UNIQUE OPTIMAL TIME MOMENT IN EXPONENTIALLY-CONVEX-REWARD 1-BULLET PROGRESSIVE SILENT DUEL OF ICT INNOVATION LAUNCH
DOI:
https://doi.org/10.20535/2411-2976.22025.97-104Keywords:
timing of innovation, 1-bullet silent duel, time progression, exponentially-convex reward, matrix game, optimal time momentAbstract
Background. In the modern digital economy, the timing of the introduction of new information and telecommunication technologies becomes critical: launching too early may lead to unprepared infrastructure or immature market demand, while delaying too long risks losing the market advantage to competitors. These processes can be interpreted through the lens of progressive silent duels. Each market participant must decide when to act — that is, when to introduce, announce, or deploy a technology — without knowing whether the competitor has already done so. In particular, when the reward of acting grows exponentially with time — representing, for instance, cumulative technological maturity or increasing value of full deployment — yet the risk of being second remains severe, the decision problem aligns with an exponentially-convex-reward duel.
Objective. The paper aims to determine the set of optimal time moments for an exponentially-convex-reward 1-bullet silent duel. From a practical standpoint, the objective of this research is to determine the optimal moment for initiating or announcing a new ICT solution in a competitive environment under the following conditions: readiness and payoff grow progressively over time, information about competitors’ actions is unavailable until after both sides have acted, and only one major strategic action is possible within a given competitive cycle. The goal is to identify a stable and universal decision rule, being an optimal strategy of timing, that maximises expected reward under these uncertainty and competition constraints.
Methods. The finite 1-bullet progressive silent duel is considered, in which each of the two duelists shoots with an exponentially-convex reward. The duel is a symmetric matrix game whose optimal value is 0, and the set of optimal strategies is the same for both duelists, regardless of the duel size and how time is quantised. The duel is silenced because the duelist does not learn about the action of the other duelist until the very end of the duel. The duel time quantisation is such that time progresses by the geometrical progression pattern, according to which every following time moment is the partial sum of the respective geometric series. In this duel, the duelist has a single optimal strategy. It is to shoot always at the third time moment, whichever the number of time moments is. Namely, the unique optimal strategy is to shoot at either the duel end moment in the duel, or at the three-quarters of the unit time span in bigger duels.
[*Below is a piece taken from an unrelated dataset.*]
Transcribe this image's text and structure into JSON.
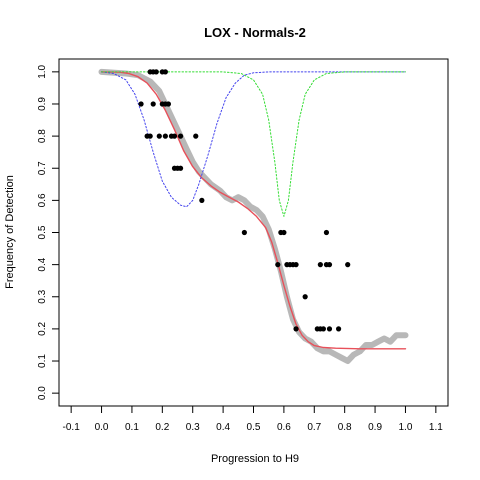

Results. The theoretical finding is that the unique optimal strategy is to act precisely at the third progressive time moment, which is equivalent to around three quarters of the total planning horizon in larger duels. This result suggests that, irrespective of the granularity of internal planning (how finely time is divided into milestones), and regardless of the scale of competition, there exists a universal “sweet spot” for taking action. In real-world terms, this moment corresponds to a late but not final stage of technological preparation — when the solution has reached sufficient maturity and reliability, when market conditions are becoming favourable but not yet saturated, and when the delay is long enough to exploit exponential improvement effects but short enough to avoid being overtaken by a rival.
Conclusions. The “silent” nature of the duel models the real-world asymmetry of competitive information. For enterprises introducing new ICT systems, the third progressive moment represents a strategically balanced readiness threshold. It minimises the risk of premature launch (insufficient maturity) and the threat of excessive delay (competitor’s precedence), producing a dominant timing equilibrium that is independent of specific market size or implementation granularity.